As to work habits ... well I essentially was not a composer from early October, but if we stipulate that
what was once habitual can be habitual again, I find it pretty easy to fall into a habit of doing some work each day. And once my concept of the piece has well formed, the work comes pretty easy.
To explain the "homework" I mentioned: Some years ago, the cellist wife of a friend invited me to write pieces for four cellos. I sent her three pieces: one was an adaptation of a very old piano toccata of mine called
Lutosławski’s Lullaby, and I wrote two new companion pieces, a one-pager (that is, the four players would not have individual printed parts, but would all read from score ... called
Marginalia, and a concluding piece I called
Après-Lullaby. The three pieces together I denominated my
Opus 96, collectively called
It's all in your head (not that that's a bad place for everything to be.)However (and, as often happens) the piece was never played. Not even when I later adapted it for a standard string quartet.

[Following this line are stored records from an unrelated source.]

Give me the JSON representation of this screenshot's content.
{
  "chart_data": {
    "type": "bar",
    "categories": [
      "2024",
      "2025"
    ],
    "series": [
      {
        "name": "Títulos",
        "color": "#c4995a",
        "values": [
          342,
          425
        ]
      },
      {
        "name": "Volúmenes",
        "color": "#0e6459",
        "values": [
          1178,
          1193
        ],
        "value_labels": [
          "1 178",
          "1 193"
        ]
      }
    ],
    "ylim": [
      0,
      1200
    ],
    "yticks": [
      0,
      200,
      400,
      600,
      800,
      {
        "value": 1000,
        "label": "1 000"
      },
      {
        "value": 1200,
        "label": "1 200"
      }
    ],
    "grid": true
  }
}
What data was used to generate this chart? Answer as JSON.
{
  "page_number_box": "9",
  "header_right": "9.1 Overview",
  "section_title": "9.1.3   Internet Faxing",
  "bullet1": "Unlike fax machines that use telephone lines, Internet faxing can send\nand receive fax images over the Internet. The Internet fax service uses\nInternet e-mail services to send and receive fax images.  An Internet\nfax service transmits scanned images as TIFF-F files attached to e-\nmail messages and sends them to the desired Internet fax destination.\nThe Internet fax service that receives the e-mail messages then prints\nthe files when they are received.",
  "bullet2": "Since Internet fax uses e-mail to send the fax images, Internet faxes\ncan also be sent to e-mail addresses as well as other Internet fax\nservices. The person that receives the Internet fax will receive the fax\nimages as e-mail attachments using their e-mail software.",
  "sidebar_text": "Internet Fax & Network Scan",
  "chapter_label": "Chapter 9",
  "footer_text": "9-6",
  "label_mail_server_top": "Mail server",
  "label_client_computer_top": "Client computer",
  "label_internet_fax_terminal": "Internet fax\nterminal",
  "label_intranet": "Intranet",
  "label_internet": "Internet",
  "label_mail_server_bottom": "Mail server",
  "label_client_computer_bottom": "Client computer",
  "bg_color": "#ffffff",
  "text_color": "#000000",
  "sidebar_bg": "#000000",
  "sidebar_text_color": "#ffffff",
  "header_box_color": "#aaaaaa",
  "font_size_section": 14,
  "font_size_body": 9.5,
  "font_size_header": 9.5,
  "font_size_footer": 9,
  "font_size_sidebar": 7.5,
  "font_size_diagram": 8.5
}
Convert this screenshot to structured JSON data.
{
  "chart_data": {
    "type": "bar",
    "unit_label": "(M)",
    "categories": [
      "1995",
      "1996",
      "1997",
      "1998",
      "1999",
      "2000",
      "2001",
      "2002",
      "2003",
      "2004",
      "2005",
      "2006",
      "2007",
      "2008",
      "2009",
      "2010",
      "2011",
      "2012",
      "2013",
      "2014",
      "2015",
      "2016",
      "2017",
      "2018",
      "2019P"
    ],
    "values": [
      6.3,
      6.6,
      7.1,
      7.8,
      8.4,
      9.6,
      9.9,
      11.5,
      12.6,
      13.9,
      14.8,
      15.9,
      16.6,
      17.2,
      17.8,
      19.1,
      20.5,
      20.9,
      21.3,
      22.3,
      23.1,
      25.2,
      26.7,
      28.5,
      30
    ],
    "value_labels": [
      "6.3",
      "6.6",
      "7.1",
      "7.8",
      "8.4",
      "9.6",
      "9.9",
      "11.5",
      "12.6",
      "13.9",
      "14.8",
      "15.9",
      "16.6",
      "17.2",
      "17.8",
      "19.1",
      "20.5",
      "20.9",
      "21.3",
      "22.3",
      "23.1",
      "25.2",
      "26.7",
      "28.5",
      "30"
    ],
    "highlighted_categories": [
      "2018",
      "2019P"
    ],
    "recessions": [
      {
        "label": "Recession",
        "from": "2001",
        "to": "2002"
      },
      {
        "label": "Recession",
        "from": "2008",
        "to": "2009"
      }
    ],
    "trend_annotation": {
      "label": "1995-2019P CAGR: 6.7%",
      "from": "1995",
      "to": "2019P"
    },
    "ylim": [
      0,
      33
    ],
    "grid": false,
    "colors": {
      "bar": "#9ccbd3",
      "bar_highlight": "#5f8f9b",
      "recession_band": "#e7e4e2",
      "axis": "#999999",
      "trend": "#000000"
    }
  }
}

So, now I'm writing a piece for string orchestra ... at one point, I decided to incorporate the
Marginalia from my
Op. 96. I thought then, too, that I would bring the piece to a point where I might incorporate the
Après-Lullaby. The thought naturally crossed my mind, "What about
Lutosławski’s Lullaby?"At the time, I dismissed that thought, but now I have decided to go ahead and allow the string symphony completely to cannabalize the
Op. 96. I'll let
Op. 96 stand, too (you never know, someone may see light and perform it) and there is ample new material unique to the
Symphony, that it is "more than the sum of its parts." So my homework is, that I want to make an entirely fresh rhythmic adaptation of
Lutosławski’s Lullaby, so I'm going back to the source and making a harmonic reduction of it to work from. It just takes a little juggling, which I may do this afternoon.